A la suite de cet arrêté, le Ministère a publié deux autres textes importants.

En premier lieu, le Ministère a publié un arrêté du 12 janvier 2010 portant abrogation de l'arrêté du 10 juillet 2006 fixant les conditions d'achat de l'électricité produite par les installations utilisant l'énergie radiative du soleil telles que visées au 3° de l'article 2 du décret n° 2000-1196 du 6 décembre 2000".

Ce texte comporte un article unique lequel précise :

"Sans préjudice de son application aux contrats d'achat en cours à la date de publication du présent arrêté, l'arrêté du 10 juillet 2006 fixant les conditions d'achat de l'électricité produite par les installations utilisant l'énergie radiative du soleil telles que visées au 3° de l'article 2 du décret n° 2000-1196 du 6 décembre 2000 susvisé est abrogé".

Pour lever toute ambiguité, il convient de bien souligner que cet arrêté porte abrogation et non retrait de l'arrêté du 10 juillet 2006 relatif aux "anciens" tarifs d'achat. Quelle est la différence entre une abrogation et un retrait ? Concrètement et en simplifiant un peu, l'arrêté du 10 juillet 2006 n'a pas tout à fait disparu de l'ordonnancement juridique, c'est à dire de notre Droit. Il continue de produire des effets de droit de la date de sa publication au JO jusqu'à la date à laquelle il est abrogé. A la date de son abrogation, qui correspond à la date de publication de l'arrêté du 12 janvier 2010 (JO du 14 janvier 2010), l'arrêté du 10 juillet 2006 ne produit plus d'effets pour l'avenir.

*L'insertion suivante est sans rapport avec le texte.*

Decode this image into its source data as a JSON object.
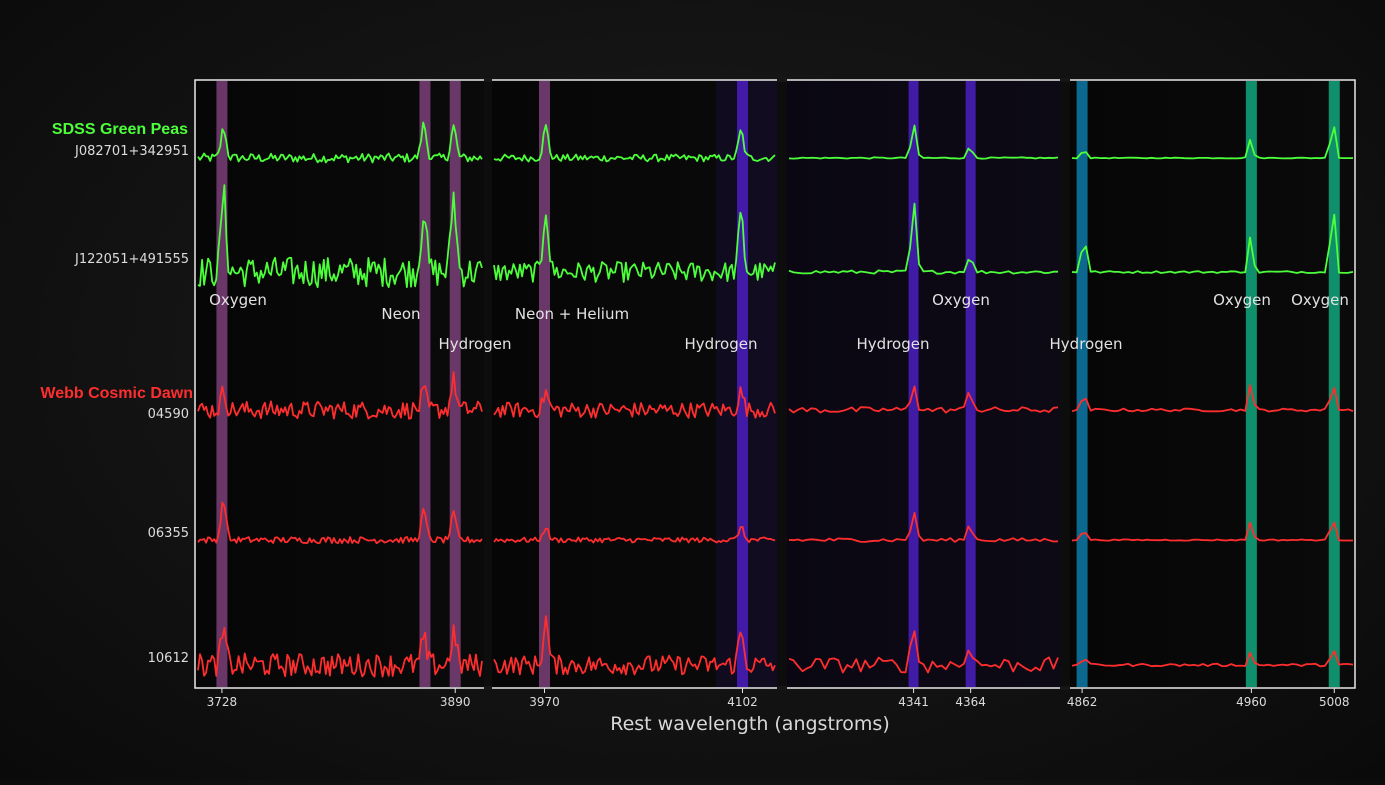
{
  "chart_data": {
    "type": "line",
    "xlabel": "Rest wavelength (angstroms)",
    "groups": [
      {
        "name": "SDSS Green Peas",
        "color": "#4cff3a",
        "objects": [
          "J082701+342951",
          "J122051+491555"
        ]
      },
      {
        "name": "Webb Cosmic Dawn",
        "color": "#ff2e2e",
        "objects": [
          "04590",
          "06355",
          "10612"
        ]
      }
    ],
    "x_ticks": [
      3728,
      3890,
      3970,
      4102,
      4341,
      4364,
      4862,
      4960,
      5008
    ],
    "panels": [
      {
        "xlim": [
          3710,
          3910
        ],
        "ticks": [
          3728,
          3890
        ]
      },
      {
        "xlim": [
          3935,
          4125
        ],
        "ticks": [
          3970,
          4102
        ]
      },
      {
        "xlim": [
          4290,
          4400
        ],
        "ticks": [
          4341,
          4364
        ]
      },
      {
        "xlim": [
          4855,
          5020
        ],
        "ticks": [
          4862,
          4960,
          5008
        ]
      }
    ],
    "emission_lines": [
      {
        "wavelength": 3728,
        "element": "Oxygen",
        "color": "#7b3f7a"
      },
      {
        "wavelength": 3869,
        "element": "Neon",
        "color": "#7b3f7a"
      },
      {
        "wavelength": 3890,
        "element": "Hydrogen",
        "color": "#7b3f7a"
      },
      {
        "wavelength": 3970,
        "element": "Neon + Helium",
        "color": "#7b3f7a"
      },
      {
        "wavelength": 4102,
        "element": "Hydrogen",
        "color": "#4a1fc0"
      },
      {
        "wavelength": 4341,
        "element": "Hydrogen",
        "color": "#4a1fc0"
      },
      {
        "wavelength": 4364,
        "element": "Oxygen",
        "color": "#4a1fc0"
      },
      {
        "wavelength": 4862,
        "element": "Hydrogen",
        "color": "#0e7aa8"
      },
      {
        "wavelength": 4960,
        "element": "Oxygen",
        "color": "#10a77c"
      },
      {
        "wavelength": 5008,
        "element": "Oxygen",
        "color": "#10a77c"
      }
    ],
    "spectra": [
      {
        "object": "J082701+342951",
        "group": "SDSS Green Peas",
        "amplitudes": [
          [
            0.65,
            0.75,
            0.7,
            0.65,
            0.7
          ],
          [
            0.7,
            0.6,
            0.7,
            0.5,
            0.6
          ],
          [
            0.75,
            0.25,
            0.3,
            0.65,
            0.8
          ],
          [
            0.25,
            0.45,
            1.0,
            0.8,
            0.9
          ]
        ],
        "noise": [
          0.1,
          0.08,
          0.015,
          0.01
        ]
      },
      {
        "object": "J122051+491555",
        "group": "SDSS Green Peas",
        "amplitudes": [
          [
            0.9,
            0.75,
            0.9,
            0.6,
            0.8
          ],
          [
            0.75,
            0.65,
            0.9,
            0.5,
            0.6
          ],
          [
            0.85,
            0.2,
            0.35,
            0.7,
            0.9
          ],
          [
            0.55,
            0.45,
            1.0,
            0.7,
            0.9
          ]
        ],
        "noise": [
          0.18,
          0.12,
          0.02,
          0.012
        ]
      },
      {
        "object": "04590",
        "group": "Webb Cosmic Dawn",
        "amplitudes": [
          [
            0.3,
            0.3,
            0.5,
            0.7,
            0.5
          ],
          [
            0.3,
            0.3,
            0.5,
            0.4,
            0.5
          ],
          [
            0.45,
            0.35,
            0.3,
            0.7,
            0.5
          ],
          [
            0.3,
            0.45,
            0.55,
            0.7,
            0.9
          ]
        ],
        "noise": [
          0.15,
          0.13,
          0.05,
          0.025
        ]
      },
      {
        "object": "06355",
        "group": "Webb Cosmic Dawn",
        "amplitudes": [
          [
            0.6,
            0.45,
            0.4,
            0.6,
            0.5
          ],
          [
            0.2,
            0.2,
            0.2,
            0.3,
            0.3
          ],
          [
            0.45,
            0.25,
            0.3,
            0.7,
            0.5
          ],
          [
            0.2,
            0.3,
            0.4,
            0.5,
            0.7
          ]
        ],
        "noise": [
          0.05,
          0.04,
          0.03,
          0.01
        ]
      },
      {
        "object": "10612",
        "group": "Webb Cosmic Dawn",
        "amplitudes": [
          [
            0.5,
            0.4,
            0.5,
            0.7,
            0.5
          ],
          [
            0.7,
            0.5,
            0.7,
            0.45,
            0.6
          ],
          [
            0.6,
            0.4,
            0.3,
            0.7,
            0.5
          ],
          [
            0.15,
            0.2,
            0.3,
            0.45,
            0.6
          ]
        ],
        "noise": [
          0.18,
          0.15,
          0.12,
          0.02
        ]
      }
    ]
  }
}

En clair, l'arrêté du 10 juillet 2006 continue d'être invocable par les personnes qui ont déposé une demande complète de raccordement, soit une demande régulière et recevable de PTF, avant la date de publication au JO du nouvel arrêté du 12 janvier 2010, qui correspond à la date d'abrogation de l'arrêté du 10 juillet 2006.

J'espère avoir répondu ainsi à une question qui m'a fréquemment été posée.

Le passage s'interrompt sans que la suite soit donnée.